Israel beabsichtigt, seine eigene Rüstungsindustrie deutlich zu stärken. Ziel ist es, die Abhängigkeit von anderen Ländern zu verringern – einschliesslich der engsten Verbündeten.
Ministerpräsident Netanyahu erklärte Mittwoch letzte Woche, Israel werde 350 Milliarden israelische Schekel (etwa 93 Milliarden Euro) über das nächste Jahrzehnt in den Aufbau einer unabhängigen Rüstungsindustrie investieren, um die lokale Waffenproduktion auszubauen. Zweck dieser Grossinvestition sei es, Israels Abhängigkeit von anderen Staaten und ausländischen Waffenherstellern zu reduzieren, berichtet die Jerusalem Post.
Im Fokus steht insbesondere die Produktion von Bomben für Kampfflugzeuge, Artilleriegeschossen sowie Munition für Kampfpanzer. Einen grossen Teil dieser Waffen importiert Israel derzeit aus dem Ausland. Das israelische Unternehmen Elbit Systems hat bereits den Auftrag erhalten, schwere Bomben für Kampfflugzeuge herzustellen.
künftige Embargos umgehen
Im Zuge des Krieges Israels gegen die Hamas im Gazastreifen haben mehrere Länder den Verkauf von Waffen an Israel eingeschränkt. Einige verhängten sogar Waffenembargos.
Auch die USA, von denen Israel den Grossteil seiner Waffen bezieht, hielten unter der Biden-Administration zeitweise Lieferungen bestimmter Waffensysteme zurück. Deutschland, ein weiterer wichtiger Waffenlieferant, setzte vorübergehend die Ausfuhr von Waffen aus, die im Gazastreifen eingesetzt werden könnten.
Diese Entwicklung hat den Wunsch Israels verstärkt, unabhängiger von anderen Ländern zu werden.

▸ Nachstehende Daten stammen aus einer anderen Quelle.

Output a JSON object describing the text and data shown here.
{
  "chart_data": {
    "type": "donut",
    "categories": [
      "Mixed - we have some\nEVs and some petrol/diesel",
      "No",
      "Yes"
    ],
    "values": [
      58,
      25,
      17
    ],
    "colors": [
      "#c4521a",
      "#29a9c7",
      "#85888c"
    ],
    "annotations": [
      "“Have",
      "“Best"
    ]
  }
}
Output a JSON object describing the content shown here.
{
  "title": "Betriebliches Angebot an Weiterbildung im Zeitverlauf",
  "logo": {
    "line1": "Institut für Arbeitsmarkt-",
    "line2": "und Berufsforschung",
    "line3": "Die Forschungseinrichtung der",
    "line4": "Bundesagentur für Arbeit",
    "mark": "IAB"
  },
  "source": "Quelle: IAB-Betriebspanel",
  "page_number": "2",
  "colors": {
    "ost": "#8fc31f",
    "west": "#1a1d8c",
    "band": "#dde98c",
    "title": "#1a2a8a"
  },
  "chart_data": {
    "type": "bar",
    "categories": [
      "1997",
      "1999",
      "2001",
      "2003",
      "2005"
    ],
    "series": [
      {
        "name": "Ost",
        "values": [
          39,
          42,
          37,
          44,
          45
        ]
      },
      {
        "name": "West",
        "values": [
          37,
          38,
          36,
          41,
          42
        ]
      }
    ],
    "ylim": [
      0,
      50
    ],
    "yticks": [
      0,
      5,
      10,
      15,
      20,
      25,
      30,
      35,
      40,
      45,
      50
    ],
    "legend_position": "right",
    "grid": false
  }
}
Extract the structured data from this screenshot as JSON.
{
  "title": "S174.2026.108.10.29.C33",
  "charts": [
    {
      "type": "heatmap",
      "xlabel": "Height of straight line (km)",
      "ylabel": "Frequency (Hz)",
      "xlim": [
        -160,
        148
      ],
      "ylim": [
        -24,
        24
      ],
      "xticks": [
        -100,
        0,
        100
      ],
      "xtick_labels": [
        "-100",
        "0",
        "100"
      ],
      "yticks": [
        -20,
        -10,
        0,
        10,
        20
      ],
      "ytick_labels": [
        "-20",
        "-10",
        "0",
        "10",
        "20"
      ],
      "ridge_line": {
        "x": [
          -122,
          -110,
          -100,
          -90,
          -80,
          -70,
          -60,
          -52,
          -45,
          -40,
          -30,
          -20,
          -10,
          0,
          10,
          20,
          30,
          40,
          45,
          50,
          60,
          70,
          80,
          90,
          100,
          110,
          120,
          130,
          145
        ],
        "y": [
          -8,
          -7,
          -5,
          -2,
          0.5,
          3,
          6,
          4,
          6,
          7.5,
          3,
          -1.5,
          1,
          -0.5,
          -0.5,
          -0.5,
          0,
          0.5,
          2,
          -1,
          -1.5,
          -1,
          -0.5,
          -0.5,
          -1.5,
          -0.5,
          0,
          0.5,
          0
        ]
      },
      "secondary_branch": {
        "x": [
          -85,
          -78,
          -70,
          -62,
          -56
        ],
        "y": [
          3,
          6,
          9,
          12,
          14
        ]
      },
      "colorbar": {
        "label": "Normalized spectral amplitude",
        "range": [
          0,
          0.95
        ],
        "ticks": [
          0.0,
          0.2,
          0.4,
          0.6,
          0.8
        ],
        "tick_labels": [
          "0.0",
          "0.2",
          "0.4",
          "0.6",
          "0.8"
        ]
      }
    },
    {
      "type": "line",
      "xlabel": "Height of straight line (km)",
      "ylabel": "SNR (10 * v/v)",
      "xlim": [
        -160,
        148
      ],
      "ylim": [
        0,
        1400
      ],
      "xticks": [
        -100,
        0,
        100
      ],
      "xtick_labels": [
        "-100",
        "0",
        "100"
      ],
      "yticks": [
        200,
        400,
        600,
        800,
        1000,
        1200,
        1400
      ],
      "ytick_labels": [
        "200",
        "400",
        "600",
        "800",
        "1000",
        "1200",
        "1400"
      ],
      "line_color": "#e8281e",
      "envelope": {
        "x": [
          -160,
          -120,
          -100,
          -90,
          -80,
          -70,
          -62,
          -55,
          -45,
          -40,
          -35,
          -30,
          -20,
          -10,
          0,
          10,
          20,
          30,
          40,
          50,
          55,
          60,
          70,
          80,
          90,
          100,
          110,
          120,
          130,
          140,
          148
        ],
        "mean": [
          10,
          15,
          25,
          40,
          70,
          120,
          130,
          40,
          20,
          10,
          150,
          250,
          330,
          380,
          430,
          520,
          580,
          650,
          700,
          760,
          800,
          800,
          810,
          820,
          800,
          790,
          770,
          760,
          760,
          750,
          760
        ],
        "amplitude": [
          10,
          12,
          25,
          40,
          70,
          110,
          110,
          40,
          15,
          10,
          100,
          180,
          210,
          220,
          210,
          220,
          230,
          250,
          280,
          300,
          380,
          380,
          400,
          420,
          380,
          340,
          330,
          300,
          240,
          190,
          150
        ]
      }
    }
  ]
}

„Ich weiss nicht, ob irgendein Land vollständig unabhängig sein kann. Aber wir werden danach streben, so viele unserer Waffen wie möglich in Israel zu produzieren“, sagte Netanyahu.
Auch wenn Israel weiterhin auf die USA angewiesen bleibt, etwa bei der Beschaffung von Technologien wie Kampfflugzeugen, Transportflugzeugen und Helikoptern, gibt es mehrere israelische Unternehmen, die unbemannte Luftfahrzeuge herstellen, darunter Elbit Systems und Israel Aerospace Industries.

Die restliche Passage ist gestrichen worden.